Science became a major catalyst for change in the second era. We can see this in the myriad of efforts to improve early childhood development. Let us take one example. The Community Fund’s A Better Start programme. £215 million invested in five local authorities around England.

Scientists led the way. The Center for the Developing Child, greatly aided by its strategic communications partner Frameworks, explained the evidence. The prevention of toxic stress and adverse childhood experiences or ACE’s provided an opportunity for innovation. It was from this work that the Community Fund and its advisors decided to focus on the diet and nutrition, social and emotional skills and language of babies and infants, in places. Economically disadvantaged communities.

These outcomes matter to public system leaders but in a different way. A chief executive or a commissioner of services will translate better nutrition, emotional skills and communication into lessening demand on local resources, and via era 2 economic models that calculate costs and benefits into a return on investment.

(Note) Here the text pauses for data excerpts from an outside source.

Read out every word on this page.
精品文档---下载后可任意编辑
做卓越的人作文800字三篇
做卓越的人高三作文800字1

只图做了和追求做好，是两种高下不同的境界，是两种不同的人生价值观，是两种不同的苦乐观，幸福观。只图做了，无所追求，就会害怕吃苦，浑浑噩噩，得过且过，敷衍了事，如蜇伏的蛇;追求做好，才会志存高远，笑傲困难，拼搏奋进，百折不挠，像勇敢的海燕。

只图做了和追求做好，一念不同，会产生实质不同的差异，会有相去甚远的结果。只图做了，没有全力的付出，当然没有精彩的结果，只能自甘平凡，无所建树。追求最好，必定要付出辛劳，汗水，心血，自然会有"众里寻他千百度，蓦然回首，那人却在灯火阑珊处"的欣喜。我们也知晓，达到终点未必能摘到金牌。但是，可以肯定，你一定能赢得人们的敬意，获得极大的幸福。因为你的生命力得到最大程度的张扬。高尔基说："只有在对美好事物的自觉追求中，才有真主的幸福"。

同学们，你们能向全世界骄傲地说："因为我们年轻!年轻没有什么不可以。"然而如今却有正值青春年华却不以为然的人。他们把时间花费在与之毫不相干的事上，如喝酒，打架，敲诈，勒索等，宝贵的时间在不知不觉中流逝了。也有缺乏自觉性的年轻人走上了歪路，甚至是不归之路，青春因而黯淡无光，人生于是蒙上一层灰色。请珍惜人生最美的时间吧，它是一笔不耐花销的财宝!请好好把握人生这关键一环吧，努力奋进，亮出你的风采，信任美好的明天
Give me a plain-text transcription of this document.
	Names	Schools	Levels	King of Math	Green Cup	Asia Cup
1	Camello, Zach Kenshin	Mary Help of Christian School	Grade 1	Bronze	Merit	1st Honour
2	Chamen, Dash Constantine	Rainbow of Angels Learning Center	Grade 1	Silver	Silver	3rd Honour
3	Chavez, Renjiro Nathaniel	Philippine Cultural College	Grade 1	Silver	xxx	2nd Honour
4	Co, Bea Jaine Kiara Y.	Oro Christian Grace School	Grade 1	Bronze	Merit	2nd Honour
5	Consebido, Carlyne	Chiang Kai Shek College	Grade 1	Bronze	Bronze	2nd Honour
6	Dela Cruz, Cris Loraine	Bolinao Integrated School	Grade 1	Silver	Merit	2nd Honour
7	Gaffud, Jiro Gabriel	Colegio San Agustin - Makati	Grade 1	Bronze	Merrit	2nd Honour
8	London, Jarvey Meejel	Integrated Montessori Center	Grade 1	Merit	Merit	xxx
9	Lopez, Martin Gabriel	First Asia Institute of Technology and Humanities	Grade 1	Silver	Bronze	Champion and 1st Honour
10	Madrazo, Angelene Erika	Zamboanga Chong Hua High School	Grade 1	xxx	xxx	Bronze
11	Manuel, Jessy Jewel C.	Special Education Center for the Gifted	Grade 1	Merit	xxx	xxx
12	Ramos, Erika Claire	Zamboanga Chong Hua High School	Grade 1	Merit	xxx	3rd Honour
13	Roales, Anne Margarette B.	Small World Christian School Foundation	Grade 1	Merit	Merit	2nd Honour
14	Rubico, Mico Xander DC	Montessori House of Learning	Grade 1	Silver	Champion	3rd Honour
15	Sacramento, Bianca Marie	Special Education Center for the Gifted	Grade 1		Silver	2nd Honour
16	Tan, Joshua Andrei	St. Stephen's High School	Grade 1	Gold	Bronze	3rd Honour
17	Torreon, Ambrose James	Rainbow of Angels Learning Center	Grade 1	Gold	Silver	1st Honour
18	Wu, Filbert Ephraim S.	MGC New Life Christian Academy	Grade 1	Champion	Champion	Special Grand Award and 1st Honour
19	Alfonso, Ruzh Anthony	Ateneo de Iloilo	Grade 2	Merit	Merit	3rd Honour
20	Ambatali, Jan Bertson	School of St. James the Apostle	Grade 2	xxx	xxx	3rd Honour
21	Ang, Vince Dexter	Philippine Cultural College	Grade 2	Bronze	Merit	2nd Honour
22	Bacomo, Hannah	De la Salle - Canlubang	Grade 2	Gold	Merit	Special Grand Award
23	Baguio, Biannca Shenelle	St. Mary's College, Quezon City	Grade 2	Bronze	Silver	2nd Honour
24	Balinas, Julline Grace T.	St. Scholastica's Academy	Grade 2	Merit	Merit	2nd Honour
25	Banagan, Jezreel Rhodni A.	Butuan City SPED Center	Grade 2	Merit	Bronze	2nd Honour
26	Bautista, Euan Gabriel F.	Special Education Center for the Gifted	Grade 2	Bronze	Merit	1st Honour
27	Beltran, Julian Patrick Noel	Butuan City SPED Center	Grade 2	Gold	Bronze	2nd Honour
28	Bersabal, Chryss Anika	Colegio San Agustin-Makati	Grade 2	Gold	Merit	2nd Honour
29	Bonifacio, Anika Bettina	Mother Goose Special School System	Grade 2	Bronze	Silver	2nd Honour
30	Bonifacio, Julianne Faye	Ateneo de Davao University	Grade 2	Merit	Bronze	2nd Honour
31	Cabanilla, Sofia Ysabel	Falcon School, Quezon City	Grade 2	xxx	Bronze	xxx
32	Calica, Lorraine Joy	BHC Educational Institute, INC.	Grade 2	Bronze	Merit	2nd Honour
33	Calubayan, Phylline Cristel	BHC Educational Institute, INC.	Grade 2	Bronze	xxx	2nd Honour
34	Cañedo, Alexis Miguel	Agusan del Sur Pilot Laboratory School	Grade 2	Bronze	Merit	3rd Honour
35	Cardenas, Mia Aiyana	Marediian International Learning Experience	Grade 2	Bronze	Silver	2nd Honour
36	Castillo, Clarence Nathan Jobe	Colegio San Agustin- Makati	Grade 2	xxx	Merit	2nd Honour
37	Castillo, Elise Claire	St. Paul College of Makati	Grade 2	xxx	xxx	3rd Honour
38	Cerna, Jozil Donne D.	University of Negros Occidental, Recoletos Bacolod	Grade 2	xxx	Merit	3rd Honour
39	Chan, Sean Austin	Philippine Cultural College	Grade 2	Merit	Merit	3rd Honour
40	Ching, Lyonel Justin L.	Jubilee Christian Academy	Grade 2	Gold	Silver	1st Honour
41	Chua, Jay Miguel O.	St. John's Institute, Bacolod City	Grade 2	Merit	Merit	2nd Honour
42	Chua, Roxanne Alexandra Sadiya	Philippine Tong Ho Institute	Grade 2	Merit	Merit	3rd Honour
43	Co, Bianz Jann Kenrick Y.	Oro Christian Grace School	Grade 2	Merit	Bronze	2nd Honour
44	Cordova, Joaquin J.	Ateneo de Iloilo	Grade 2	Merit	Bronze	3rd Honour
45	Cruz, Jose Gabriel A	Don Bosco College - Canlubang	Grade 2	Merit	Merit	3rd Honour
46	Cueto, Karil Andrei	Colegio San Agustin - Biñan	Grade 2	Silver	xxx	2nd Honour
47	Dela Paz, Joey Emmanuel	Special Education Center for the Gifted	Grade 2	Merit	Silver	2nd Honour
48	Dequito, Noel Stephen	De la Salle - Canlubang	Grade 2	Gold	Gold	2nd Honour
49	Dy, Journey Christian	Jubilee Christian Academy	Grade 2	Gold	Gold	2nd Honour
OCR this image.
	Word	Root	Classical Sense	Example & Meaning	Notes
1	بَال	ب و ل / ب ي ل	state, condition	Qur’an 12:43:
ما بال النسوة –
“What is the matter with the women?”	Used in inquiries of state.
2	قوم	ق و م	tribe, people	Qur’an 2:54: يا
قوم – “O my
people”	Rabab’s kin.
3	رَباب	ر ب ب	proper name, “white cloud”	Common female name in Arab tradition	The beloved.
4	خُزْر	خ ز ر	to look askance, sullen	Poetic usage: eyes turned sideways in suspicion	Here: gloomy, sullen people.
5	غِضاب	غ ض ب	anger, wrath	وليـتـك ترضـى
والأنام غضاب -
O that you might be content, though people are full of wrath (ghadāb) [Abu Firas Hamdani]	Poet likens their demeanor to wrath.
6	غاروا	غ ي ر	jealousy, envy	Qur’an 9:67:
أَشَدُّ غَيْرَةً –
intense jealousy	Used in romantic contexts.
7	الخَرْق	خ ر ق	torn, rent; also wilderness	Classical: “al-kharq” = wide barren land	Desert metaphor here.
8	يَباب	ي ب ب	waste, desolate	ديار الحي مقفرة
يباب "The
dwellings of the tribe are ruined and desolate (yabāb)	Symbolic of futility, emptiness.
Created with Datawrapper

Then there are the mums. As I travelled around the 15 local authorities that applied for A Better Start funds, I found that the mums looked at the matter differently. Apart from being pissed off about being constantly told to breast feed (including those who wanted to breast feed), they all cared about their baby’s food, emotions and language, but they also asked about transport -because they felt isolated- and housing -because its hard to be the best mum when you live in a second floor bedsit- and jobs -because money helps to raise a child.

The health and development of babies doesn’t start in Harvard, or in a chief executives office. It starts at home. What happens at home can greatly benefit from Harvard, and the ideas and energy that surround a chief executive. It’s a matter of direction, and connection.